Construction and Optimization of Power Quality Risk Spillover Trend Prediction Model Based on Deep Learning

Abstract

This study aims to establish and refine a deep learning-based predictive model for power quality risk spillover trends, thereby addressing the challenges posed by the escalating diversity and adaptability of power systems in the evolution of the renewable energy industry. Initially, the study introduces the concept of power quality risk spillover, referring to the influence exerted by power quality issues in one region on other regions. This influence initiates a chain reaction, ultimately leading to a more widespread deterioration in power quality. Then, the advantages and applications of the deep learning model in power quality risk spillover trend prediction are expounded. During the model development process, we employed deep learning algorithms such as the multilayer perceptron and extended short-term memory network, tailored specifically to the unique characteristics of power quality data.

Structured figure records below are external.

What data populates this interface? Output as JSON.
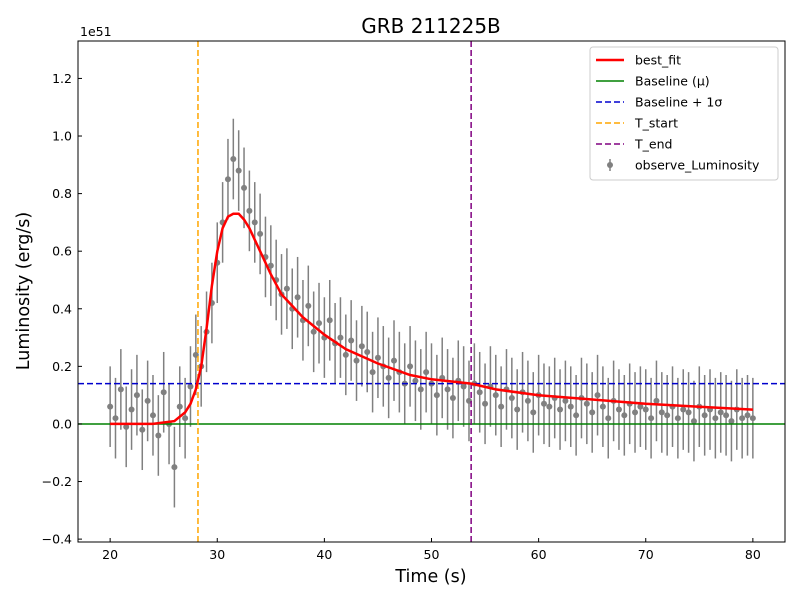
{
  "chart_data": {
    "type": "scatter",
    "title": "GRB 211225B",
    "xlabel": "Time (s)",
    "ylabel": "Luminosity (erg/s)",
    "y_offset_label": "1e51",
    "xlim": [
      17,
      83
    ],
    "ylim": [
      -0.41,
      1.33
    ],
    "xticks": [
      20,
      30,
      40,
      50,
      60,
      70,
      80
    ],
    "yticks": [
      -0.4,
      -0.2,
      0.0,
      0.2,
      0.4,
      0.6,
      0.8,
      1.0,
      1.2
    ],
    "xtick_labels": [
      "20",
      "30",
      "40",
      "50",
      "60",
      "70",
      "80"
    ],
    "ytick_labels": [
      "−0.4",
      "−0.2",
      "0.0",
      "0.2",
      "0.4",
      "0.6",
      "0.8",
      "1.0",
      "1.2"
    ],
    "grid": false,
    "legend_position": "upper-right",
    "legend": [
      "best_fit",
      "Baseline (μ)",
      "Baseline + 1σ",
      "T_start",
      "T_end",
      "observe_Luminosity"
    ],
    "colors": {
      "best_fit": "#ff0000",
      "baseline": "#008000",
      "baseline_sigma": "#0000cd",
      "t_start": "#ffa500",
      "t_end": "#800080",
      "observed": "#808080"
    },
    "baseline_mu": 0.0,
    "baseline_plus_1sigma": 0.14,
    "t_start": 28.2,
    "t_end": 53.7,
    "best_fit": {
      "x": [
        20,
        24,
        26,
        27,
        27.5,
        28,
        28.5,
        29,
        29.5,
        30,
        30.5,
        31,
        31.5,
        32,
        32.5,
        33,
        34,
        35,
        36,
        38,
        40,
        42,
        45,
        48,
        50,
        53.7,
        56,
        60,
        65,
        70,
        75,
        80
      ],
      "y": [
        0.0,
        0.0,
        0.01,
        0.04,
        0.07,
        0.12,
        0.2,
        0.33,
        0.48,
        0.6,
        0.68,
        0.72,
        0.73,
        0.73,
        0.71,
        0.68,
        0.6,
        0.52,
        0.45,
        0.37,
        0.31,
        0.26,
        0.21,
        0.17,
        0.155,
        0.14,
        0.12,
        0.1,
        0.085,
        0.07,
        0.06,
        0.05
      ]
    },
    "observed": {
      "x": [
        20.0,
        20.5,
        21.0,
        21.5,
        22.0,
        22.5,
        23.0,
        23.5,
        24.0,
        24.5,
        25.0,
        25.5,
        26.0,
        26.5,
        27.0,
        27.5,
        28.0,
        28.5,
        29.0,
        29.5,
        30.0,
        30.5,
        31.0,
        31.5,
        32.0,
        32.5,
        33.0,
        33.5,
        34.0,
        34.5,
        35.0,
        35.5,
        36.0,
        36.5,
        37.0,
        37.5,
        38.0,
        38.5,
        39.0,
        39.5,
        40.0,
        40.5,
        41.0,
        41.5,
        42.0,
        42.5,
        43.0,
        43.5,
        44.0,
        44.5,
        45.0,
        45.5,
        46.0,
        46.5,
        47.0,
        47.5,
        48.0,
        48.5,
        49.0,
        49.5,
        50.0,
        50.5,
        51.0,
        51.5,
        52.0,
        52.5,
        53.0,
        53.5,
        54.0,
        54.5,
        55.0,
        55.5,
        56.0,
        56.5,
        57.0,
        57.5,
        58.0,
        58.5,
        59.0,
        59.5,
        60.0,
        60.5,
        61.0,
        61.5,
        62.0,
        62.5,
        63.0,
        63.5,
        64.0,
        64.5,
        65.0,
        65.5,
        66.0,
        66.5,
        67.0,
        67.5,
        68.0,
        68.5,
        69.0,
        69.5,
        70.0,
        70.5,
        71.0,
        71.5,
        72.0,
        72.5,
        73.0,
        73.5,
        74.0,
        74.5,
        75.0,
        75.5,
        76.0,
        76.5,
        77.0,
        77.5,
        78.0,
        78.5,
        79.0,
        79.5,
        80.0
      ],
      "y": [
        0.06,
        0.02,
        0.12,
        -0.01,
        0.05,
        0.1,
        -0.02,
        0.08,
        0.03,
        -0.04,
        0.11,
        0.0,
        -0.15,
        0.06,
        0.02,
        0.13,
        0.24,
        0.2,
        0.32,
        0.42,
        0.56,
        0.7,
        0.85,
        0.92,
        0.88,
        0.82,
        0.74,
        0.7,
        0.66,
        0.58,
        0.55,
        0.5,
        0.45,
        0.47,
        0.4,
        0.44,
        0.36,
        0.41,
        0.32,
        0.35,
        0.3,
        0.36,
        0.28,
        0.3,
        0.24,
        0.29,
        0.22,
        0.27,
        0.25,
        0.18,
        0.23,
        0.2,
        0.16,
        0.22,
        0.18,
        0.14,
        0.2,
        0.15,
        0.12,
        0.18,
        0.14,
        0.1,
        0.16,
        0.12,
        0.09,
        0.15,
        0.13,
        0.08,
        0.14,
        0.11,
        0.07,
        0.13,
        0.1,
        0.06,
        0.12,
        0.09,
        0.05,
        0.11,
        0.08,
        0.04,
        0.1,
        0.07,
        0.06,
        0.09,
        0.05,
        0.08,
        0.06,
        0.03,
        0.09,
        0.07,
        0.04,
        0.1,
        0.06,
        0.02,
        0.08,
        0.05,
        0.03,
        0.07,
        0.04,
        0.06,
        0.05,
        0.02,
        0.08,
        0.04,
        0.03,
        0.06,
        0.02,
        0.05,
        0.04,
        0.01,
        0.06,
        0.03,
        0.05,
        0.02,
        0.04,
        0.03,
        0.01,
        0.05,
        0.02,
        0.03,
        0.02
      ],
      "yerr": 0.14
    }
  }
}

To enhance the model's predictive accuracy and stability, we implemented optimization strategies encompassing data preprocessing, feature engineering, and model integration. Our experimental findings demonstrate that the optimized model exhibits remarkable precision and stability in anticipating power quality risk spillover trends, thereby offering robust support for risk management and ensuring the stable operation of power systems. This study provides a valuable exploration and practice for the application and development of a power quality risk spillover trend prediction model based on deep learning.